October 15, 2014 · by dbversity · in Linux

Linux: Adding Numbers in a File

Here’s a Linux command to add numbers inside a file:
[root@myserver misc]# cat num.test
1
2
3
4
5

This is a sample file with only 5 lines. Think of a file with millions of lines. Either you can do with MS – Excel, which may hang(!!) or use Linux command – ‘awk’- which is powerful and easier:

[root@myserver misc]# awk ‘{s+=$1} END {print s}’ num.test
15

Linux: ‘awk’ Command – Group By !

While its pretty easy to do ‘Group By’ at database level, ‘awk’ enables us to do same at file level.

Consider the below file:

# cat test.csv
aa 1 qwer
ab 2 tyui
aa 3 poiu
ab 2 mnb
bb 1 njio
ba 2 njtwe

test.csv is a tab separated file with 3 columns. Here, I want to segregate the whole lines with matching 1st and 2nd columns into separate files.

Like below:

# cat file_bb_1.csv

bb 1 njio

# cat file_ba_2.csv

ba 2 njtwe

# cat file_ab_2.csv

ab 2 tyui

ab 2 mnb

# cat file_aa_3.csv

aa 3 poiu

# cat file_aa_1.csv

aa 1 qwer

Though you can do this manually, think of a file with more than million lines.

Here, ‘awk’, being an powerful data manipulation tool,comes to our help.
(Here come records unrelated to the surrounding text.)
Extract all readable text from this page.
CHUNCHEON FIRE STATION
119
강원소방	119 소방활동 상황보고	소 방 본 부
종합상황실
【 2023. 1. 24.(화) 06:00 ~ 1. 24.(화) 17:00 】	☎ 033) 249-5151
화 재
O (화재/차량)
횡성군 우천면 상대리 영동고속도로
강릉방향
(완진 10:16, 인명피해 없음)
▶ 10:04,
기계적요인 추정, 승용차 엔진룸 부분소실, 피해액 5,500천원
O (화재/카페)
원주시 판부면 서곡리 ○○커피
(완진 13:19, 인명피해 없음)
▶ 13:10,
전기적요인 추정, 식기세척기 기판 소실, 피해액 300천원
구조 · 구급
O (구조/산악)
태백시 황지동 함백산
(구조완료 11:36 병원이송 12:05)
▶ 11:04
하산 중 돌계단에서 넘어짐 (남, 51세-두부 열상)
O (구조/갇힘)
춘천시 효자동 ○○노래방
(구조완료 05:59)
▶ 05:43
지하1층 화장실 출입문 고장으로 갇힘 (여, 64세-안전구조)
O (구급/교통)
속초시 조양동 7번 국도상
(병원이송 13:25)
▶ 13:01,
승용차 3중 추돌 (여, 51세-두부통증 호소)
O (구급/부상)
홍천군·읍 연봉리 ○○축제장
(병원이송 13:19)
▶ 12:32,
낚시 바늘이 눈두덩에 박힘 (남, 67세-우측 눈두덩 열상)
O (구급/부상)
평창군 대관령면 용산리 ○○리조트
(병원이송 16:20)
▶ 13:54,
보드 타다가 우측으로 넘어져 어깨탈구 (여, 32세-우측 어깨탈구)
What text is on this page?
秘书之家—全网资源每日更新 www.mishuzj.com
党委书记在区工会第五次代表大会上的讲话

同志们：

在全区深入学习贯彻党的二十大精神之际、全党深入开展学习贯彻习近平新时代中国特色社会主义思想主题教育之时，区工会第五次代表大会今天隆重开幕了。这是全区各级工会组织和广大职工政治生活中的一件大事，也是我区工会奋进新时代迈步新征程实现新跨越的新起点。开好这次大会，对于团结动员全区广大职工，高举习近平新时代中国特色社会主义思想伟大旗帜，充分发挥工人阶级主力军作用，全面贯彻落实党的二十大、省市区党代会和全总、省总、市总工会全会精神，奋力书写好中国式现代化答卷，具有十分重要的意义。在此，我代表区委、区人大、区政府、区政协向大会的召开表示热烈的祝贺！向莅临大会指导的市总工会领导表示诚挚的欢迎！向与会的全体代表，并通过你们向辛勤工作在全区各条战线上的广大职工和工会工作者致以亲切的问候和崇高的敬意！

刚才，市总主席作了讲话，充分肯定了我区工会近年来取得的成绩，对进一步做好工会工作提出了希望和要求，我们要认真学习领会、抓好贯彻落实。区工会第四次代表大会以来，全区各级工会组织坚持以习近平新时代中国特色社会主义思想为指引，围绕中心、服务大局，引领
Below is the command we can use:

#cat test.csv | awk ‘{a=$1;b=$2; print $0 >> “file_” a “_” b “.csv”}’

[You can give any name instead of ‘file_’]

One Response

Jackson · May 22, 2015 at 07:00:00 · →

You don’t need to pipe cat into awk, since awk can read the file just fine.

These examples are exactly the same.
cat test.csv | awk ‘{a=$1; b=$2; print $0 >> “file_” a “_” b “.csv”}’
awk ‘{a=$1; b=$2; print $0 >> “file_” a “_” b “.csv”}’ test.csv

Also, Awk has “grep” like abilities. Just place the text in between two slashes.

# cat file1
hello world
bye later
good nice
bad mean

# awk ‘/b/’ file1
bye later
bad mean

What if you want get the word “bye” but not “bad”?

# awk ‘/b/ && !/ad/’ file1
bye later

What if you want to also get the word “world”?

# awk ‘/b|w/ && !/ad/’ file1
hello world
bye later

Just print the second column?
# awk ‘/b|w/ && !/ad/ {print $2}’ file1
world
later

What if we had a fifth column and wanted to print that with the second column as well?
# awk ‘/b|w/ && !/ad/ {print $2, $5}’ file1

Also in my experience some old versions of AWK cannot parse a file that may be too large. Try using NAWK instead. Don’t have NAWK? Try GAWK.